ESTRO 2025 - Abstract Book

S941

Clinical – Head & neck

ESTRO 2025

Purpose/Objective: Radical management of head and neck squamous cell cancer (HNSCC) historically includes planned neck dissection after radiotherapy 1 . Surveillance for patients with complete response after radiotherapy for non-bulky nodal disease is also generally accepted 2 but this approach is unvalidated for patients with N3 disease. We report long term outcomes for N3 patients treated with primary neck dissection versus radiotherapy and surveillance. Material/Methods: We retrospectively reviewed consecutive N3 M0 HNSCC patients (TNM7), excluding nasopharyngeal. Patients had either surgical management of the primary and neck dissection followed by post-operative radiotherapy, or primary radiotherapy followed by surveillance in cases of complete response. 66 or 65Gy (primary) or 60Gy (post-operative) in 30 fractions was delivered using intensity-modulated radiotherapy.
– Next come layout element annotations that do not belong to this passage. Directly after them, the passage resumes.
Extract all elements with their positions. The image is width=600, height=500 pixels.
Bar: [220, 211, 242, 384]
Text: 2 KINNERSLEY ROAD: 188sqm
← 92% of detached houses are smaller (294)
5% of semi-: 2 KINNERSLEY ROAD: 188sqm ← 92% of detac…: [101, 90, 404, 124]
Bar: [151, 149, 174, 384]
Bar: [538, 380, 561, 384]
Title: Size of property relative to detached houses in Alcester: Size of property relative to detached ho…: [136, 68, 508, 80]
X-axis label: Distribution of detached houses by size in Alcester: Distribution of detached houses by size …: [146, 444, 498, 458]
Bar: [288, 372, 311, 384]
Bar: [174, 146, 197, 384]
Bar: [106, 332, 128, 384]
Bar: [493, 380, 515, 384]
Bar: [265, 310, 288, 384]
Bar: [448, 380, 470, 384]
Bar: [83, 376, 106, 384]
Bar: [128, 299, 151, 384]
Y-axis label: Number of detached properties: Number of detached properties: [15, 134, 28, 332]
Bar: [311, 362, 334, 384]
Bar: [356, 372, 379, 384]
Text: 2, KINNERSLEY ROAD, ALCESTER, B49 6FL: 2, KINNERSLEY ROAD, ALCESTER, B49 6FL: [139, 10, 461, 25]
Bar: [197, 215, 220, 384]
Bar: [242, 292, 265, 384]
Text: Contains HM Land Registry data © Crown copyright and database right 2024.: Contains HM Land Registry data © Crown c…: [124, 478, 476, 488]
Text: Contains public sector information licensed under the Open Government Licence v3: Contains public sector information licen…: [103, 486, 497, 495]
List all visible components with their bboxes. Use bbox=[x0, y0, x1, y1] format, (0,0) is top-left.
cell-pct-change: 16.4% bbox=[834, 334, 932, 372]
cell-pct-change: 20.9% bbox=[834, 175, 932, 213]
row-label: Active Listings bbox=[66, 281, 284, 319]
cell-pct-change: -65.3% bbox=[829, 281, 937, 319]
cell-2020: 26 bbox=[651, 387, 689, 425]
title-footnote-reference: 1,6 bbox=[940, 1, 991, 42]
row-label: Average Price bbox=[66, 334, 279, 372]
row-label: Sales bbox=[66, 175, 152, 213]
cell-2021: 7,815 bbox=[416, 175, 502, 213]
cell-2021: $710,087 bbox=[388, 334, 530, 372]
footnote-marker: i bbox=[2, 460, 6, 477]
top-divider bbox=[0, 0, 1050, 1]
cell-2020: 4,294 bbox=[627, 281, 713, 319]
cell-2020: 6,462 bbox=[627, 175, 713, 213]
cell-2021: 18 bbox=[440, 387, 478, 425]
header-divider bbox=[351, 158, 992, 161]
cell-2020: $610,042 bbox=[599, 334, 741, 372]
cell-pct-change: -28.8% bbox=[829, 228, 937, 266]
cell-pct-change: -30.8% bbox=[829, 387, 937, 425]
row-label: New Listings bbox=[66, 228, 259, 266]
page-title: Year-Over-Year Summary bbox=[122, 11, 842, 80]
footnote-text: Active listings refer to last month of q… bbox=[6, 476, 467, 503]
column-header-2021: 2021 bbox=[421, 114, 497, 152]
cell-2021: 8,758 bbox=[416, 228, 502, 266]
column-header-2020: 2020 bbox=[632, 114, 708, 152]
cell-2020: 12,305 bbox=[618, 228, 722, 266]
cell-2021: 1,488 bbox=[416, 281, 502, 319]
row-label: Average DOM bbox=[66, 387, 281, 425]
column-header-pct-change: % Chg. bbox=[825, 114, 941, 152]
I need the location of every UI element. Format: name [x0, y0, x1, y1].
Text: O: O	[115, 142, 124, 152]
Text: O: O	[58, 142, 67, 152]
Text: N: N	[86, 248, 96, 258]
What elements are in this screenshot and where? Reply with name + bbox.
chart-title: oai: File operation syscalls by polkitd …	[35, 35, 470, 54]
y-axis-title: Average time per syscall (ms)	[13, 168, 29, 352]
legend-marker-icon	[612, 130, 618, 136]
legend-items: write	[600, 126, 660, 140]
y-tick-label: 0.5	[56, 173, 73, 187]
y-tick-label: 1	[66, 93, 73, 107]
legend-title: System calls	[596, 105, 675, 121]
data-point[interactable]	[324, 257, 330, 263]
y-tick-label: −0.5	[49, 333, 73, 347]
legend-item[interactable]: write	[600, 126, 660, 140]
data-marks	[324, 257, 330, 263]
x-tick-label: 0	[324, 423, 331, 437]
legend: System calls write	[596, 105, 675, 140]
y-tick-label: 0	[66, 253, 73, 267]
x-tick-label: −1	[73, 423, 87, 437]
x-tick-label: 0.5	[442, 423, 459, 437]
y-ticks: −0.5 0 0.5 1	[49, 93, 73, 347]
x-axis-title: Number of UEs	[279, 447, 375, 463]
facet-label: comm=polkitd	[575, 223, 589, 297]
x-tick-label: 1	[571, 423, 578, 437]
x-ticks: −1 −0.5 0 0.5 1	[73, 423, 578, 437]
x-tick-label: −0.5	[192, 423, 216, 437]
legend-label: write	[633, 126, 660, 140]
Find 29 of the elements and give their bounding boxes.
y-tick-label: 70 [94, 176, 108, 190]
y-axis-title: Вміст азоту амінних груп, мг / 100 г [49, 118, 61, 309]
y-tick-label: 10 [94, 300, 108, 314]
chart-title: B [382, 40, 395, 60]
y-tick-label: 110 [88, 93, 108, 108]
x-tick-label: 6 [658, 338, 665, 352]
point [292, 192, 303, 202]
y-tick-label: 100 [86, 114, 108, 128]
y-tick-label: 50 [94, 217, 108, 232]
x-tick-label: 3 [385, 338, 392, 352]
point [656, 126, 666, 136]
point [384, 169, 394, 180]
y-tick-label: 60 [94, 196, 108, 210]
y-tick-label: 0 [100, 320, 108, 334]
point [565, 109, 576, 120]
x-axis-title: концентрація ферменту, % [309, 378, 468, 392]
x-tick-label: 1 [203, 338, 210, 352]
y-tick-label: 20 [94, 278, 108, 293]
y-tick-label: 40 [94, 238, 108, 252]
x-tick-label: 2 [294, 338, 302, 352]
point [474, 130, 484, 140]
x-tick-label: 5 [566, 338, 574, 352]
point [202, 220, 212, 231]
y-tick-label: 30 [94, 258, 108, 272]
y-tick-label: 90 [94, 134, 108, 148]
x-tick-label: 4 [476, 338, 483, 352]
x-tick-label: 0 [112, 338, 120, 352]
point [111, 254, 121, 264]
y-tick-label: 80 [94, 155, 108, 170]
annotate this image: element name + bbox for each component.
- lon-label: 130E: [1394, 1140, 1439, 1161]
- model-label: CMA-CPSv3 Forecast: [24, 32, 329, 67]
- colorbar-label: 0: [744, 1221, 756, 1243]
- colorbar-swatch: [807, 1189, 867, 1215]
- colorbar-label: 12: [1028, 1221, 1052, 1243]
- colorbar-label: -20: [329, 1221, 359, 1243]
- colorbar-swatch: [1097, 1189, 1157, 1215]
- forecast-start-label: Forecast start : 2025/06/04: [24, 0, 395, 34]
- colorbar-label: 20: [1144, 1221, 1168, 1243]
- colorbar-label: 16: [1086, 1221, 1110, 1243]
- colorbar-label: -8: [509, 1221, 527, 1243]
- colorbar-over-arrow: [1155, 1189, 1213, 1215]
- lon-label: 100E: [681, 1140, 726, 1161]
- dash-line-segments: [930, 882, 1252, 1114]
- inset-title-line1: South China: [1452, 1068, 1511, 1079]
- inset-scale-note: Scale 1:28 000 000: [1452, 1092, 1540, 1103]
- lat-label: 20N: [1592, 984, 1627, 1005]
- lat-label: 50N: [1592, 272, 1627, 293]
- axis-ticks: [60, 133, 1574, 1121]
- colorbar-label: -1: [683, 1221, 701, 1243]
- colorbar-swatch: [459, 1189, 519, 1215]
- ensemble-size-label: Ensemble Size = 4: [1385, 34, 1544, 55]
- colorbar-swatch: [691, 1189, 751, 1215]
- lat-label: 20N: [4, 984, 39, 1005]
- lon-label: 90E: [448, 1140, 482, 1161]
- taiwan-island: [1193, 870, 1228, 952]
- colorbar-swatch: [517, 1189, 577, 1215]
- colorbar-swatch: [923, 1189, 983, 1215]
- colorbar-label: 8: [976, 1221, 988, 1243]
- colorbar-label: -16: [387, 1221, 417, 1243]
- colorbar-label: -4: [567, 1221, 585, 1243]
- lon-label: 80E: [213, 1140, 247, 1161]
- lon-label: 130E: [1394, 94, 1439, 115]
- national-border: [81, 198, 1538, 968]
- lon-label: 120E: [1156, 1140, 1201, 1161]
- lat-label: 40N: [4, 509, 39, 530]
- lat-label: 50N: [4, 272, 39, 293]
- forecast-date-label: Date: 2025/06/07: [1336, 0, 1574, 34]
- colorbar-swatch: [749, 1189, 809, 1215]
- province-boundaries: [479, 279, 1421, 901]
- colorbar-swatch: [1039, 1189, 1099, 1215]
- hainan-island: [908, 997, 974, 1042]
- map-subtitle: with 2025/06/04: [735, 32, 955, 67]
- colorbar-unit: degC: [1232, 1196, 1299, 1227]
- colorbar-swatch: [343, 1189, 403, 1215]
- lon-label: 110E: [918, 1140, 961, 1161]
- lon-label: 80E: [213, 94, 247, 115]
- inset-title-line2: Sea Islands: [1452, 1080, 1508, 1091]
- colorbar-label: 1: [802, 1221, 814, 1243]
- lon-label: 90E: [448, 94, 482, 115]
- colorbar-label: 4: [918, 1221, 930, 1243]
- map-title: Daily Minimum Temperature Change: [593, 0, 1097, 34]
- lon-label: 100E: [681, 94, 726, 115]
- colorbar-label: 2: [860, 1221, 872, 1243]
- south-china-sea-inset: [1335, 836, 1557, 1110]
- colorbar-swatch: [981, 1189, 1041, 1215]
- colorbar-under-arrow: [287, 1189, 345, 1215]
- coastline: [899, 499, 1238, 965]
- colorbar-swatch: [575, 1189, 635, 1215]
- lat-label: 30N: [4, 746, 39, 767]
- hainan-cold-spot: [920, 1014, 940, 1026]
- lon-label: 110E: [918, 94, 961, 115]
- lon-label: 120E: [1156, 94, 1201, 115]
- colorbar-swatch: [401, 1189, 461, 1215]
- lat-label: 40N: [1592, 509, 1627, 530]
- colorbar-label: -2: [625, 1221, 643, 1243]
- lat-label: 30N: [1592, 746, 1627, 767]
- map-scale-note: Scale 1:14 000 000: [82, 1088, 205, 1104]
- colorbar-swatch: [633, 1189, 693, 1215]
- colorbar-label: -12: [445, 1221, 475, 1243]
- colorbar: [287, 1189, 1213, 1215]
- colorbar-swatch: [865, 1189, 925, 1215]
Concurrent and/or induction chemotherapy was given based on fitness and clinical indications. Patients were imaged 12-16 weeks post-radiotherapy. Patients with resectable residual disease had neck dissection. Patients were followed up three-monthly for two years, four monthly for year three and six-monthly for years four and five. Median time-to-event outcomes and event rates were estimated using the Kaplan-Meier method. Results: Between July 2012 and February 2023, 53 patients with T0-4N3M0 HNSCC were treated radically with primary surgery (n=22) or radiotherapy (n=31). Median (range) follow-up was 25.5 (3-146) months, with opportunity for follow-up of 64 (19-147) months. Figure 1 shows baseline characteristics.